Doe v. Charlotte and the HHS Office of Civil Rights: Developing a Federal Policy on AIDS and Disability, 1984–86

Saturday, January 4, 2020: 11:10 AM
Regent Room (New York Hilton)
Nancy Brown, Purdue University
In the spring of 1984, a hospital in North Carolina placed a male nurse on unpaid leave after a hospital physician determined he had AIDS. Lambda Legal Defense and Education Fund filed a complaint that the hospital had violated Section 504 of the Rehabilitation Act which protected the rights of people with disabilities with the Office of Civil Rights. The precedent setting case was the first to test if Section 504 covered people with AIDS. This paper investigates the little-known case as a window into the civil rights climate for people with AIDS in the critical period of the mid-1980s when fear of AIDS mobilized communities against school children and support for mandatory testing and even quarantine circulated in the public and political spheres. The case provides an example of how the culture battles in the 1980s shaped policy decisions during the Reagan Administration. Some policy makers supported denying civil rights protection to a vulnerable group with an incapacitating disease for fear it might be used as a stepping stone to gay rights.
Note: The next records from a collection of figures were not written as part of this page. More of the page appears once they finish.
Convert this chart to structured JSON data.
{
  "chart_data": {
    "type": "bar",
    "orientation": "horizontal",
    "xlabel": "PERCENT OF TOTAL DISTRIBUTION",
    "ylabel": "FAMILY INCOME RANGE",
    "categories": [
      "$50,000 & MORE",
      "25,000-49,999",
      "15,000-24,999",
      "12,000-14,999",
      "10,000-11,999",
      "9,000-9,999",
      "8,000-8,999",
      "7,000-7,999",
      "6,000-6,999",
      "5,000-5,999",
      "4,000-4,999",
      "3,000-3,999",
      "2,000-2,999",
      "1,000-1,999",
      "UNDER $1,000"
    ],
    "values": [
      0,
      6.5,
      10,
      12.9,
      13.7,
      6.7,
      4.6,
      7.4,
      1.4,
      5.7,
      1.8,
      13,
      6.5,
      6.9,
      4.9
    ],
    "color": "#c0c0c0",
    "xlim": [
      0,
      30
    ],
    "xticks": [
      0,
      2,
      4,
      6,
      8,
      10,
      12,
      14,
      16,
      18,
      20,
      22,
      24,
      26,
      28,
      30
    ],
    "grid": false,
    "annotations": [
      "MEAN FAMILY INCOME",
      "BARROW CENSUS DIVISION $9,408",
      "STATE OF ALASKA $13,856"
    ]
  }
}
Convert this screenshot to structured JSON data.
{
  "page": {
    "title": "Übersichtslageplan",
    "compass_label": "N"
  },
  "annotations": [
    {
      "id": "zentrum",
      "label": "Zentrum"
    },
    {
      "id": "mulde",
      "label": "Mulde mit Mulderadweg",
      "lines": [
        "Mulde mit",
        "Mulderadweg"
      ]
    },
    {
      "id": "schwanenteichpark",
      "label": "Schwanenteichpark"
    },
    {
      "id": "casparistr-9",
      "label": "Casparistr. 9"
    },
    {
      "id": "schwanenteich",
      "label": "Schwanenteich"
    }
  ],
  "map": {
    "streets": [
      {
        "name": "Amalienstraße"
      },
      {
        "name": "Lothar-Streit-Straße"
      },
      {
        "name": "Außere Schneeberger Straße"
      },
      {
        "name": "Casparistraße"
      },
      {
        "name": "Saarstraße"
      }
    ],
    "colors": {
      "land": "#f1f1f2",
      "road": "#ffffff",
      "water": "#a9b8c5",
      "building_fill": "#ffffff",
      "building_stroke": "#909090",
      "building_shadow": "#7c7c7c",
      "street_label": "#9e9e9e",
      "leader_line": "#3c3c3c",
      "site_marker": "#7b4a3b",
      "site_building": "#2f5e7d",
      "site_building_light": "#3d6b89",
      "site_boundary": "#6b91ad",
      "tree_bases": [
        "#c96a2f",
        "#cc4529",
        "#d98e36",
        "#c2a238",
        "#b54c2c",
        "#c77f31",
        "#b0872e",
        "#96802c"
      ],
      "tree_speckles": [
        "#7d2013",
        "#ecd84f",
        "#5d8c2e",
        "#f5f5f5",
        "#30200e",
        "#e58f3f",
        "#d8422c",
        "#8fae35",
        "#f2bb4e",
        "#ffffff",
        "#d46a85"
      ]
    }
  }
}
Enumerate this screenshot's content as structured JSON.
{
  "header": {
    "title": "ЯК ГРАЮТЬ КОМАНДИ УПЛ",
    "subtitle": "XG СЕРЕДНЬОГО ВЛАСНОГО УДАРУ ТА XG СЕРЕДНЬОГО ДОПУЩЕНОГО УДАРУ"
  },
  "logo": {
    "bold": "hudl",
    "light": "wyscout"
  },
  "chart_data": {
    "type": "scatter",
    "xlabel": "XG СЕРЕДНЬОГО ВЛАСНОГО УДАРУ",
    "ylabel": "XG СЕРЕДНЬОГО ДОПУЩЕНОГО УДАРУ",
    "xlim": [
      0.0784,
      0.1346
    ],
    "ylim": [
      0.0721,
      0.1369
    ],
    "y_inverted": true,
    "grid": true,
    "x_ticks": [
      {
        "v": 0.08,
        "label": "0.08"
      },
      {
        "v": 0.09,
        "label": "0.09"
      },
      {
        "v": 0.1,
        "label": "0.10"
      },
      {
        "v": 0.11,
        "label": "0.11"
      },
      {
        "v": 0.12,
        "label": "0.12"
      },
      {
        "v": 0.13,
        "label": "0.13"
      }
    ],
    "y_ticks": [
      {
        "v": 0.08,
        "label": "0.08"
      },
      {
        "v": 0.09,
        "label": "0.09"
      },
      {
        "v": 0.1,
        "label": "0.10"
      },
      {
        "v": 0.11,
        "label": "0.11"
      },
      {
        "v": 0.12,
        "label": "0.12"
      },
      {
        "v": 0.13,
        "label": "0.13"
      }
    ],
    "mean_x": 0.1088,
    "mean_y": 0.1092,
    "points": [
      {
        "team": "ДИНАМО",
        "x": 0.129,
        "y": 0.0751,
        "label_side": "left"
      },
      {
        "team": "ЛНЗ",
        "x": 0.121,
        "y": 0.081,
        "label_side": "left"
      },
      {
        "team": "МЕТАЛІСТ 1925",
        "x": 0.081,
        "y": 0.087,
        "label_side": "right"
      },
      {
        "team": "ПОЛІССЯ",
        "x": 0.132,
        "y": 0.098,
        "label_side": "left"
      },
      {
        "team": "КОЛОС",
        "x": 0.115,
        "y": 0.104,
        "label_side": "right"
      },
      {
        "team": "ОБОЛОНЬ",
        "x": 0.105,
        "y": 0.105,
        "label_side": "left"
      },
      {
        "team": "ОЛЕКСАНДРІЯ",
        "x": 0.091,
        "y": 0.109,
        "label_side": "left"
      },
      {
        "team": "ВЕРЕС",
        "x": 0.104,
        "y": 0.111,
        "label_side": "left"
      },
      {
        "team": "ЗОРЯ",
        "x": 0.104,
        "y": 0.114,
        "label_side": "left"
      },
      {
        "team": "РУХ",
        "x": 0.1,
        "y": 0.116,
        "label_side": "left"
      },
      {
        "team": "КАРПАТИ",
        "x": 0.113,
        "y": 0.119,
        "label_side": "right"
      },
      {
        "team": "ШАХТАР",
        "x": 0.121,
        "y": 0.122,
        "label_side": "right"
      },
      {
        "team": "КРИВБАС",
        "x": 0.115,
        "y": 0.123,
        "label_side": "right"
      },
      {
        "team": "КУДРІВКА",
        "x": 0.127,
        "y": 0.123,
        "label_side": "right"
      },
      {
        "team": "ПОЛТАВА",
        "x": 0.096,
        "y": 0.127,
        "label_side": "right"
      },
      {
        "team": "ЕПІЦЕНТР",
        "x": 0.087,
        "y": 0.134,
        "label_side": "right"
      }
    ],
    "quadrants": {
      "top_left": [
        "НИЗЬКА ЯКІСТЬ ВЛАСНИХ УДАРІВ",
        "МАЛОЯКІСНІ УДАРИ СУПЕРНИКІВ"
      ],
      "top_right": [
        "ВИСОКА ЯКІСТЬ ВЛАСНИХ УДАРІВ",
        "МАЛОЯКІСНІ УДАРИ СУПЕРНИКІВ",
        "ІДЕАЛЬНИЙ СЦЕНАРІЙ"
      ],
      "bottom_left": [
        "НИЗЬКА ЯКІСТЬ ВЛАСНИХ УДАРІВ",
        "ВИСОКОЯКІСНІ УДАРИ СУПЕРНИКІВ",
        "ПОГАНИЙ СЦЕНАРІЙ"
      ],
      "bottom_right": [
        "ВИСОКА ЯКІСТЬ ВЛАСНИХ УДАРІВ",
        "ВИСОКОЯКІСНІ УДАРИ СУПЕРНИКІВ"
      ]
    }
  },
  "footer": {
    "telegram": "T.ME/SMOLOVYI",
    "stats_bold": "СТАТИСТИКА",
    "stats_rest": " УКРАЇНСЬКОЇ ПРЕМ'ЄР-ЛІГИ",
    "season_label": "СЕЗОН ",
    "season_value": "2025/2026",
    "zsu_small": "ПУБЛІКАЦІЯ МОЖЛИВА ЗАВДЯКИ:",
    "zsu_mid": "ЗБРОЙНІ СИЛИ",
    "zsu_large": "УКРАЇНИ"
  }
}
While the Office of Civil Rights delayed a decision for over two years, Lambda worked with other gay rights organizations to apply political pressure in an attempt to force the Office to develop a policy on Section 504 and AIDS. The case would intersect with a controversial legal opinion from the Department of Justice countenancing discrimination due to fear of contagion and the Supreme Court’s Nassau v. Arline decision on contagious disease. It also shifts the timeline of the successful battle to include people with AIDS under the protection of the Americans with Disabilities Act (1990) earlier than more well-known antecedents such as the contagious disease amendment to Section 504 added by the Civil Rights Restoration Act of 1988.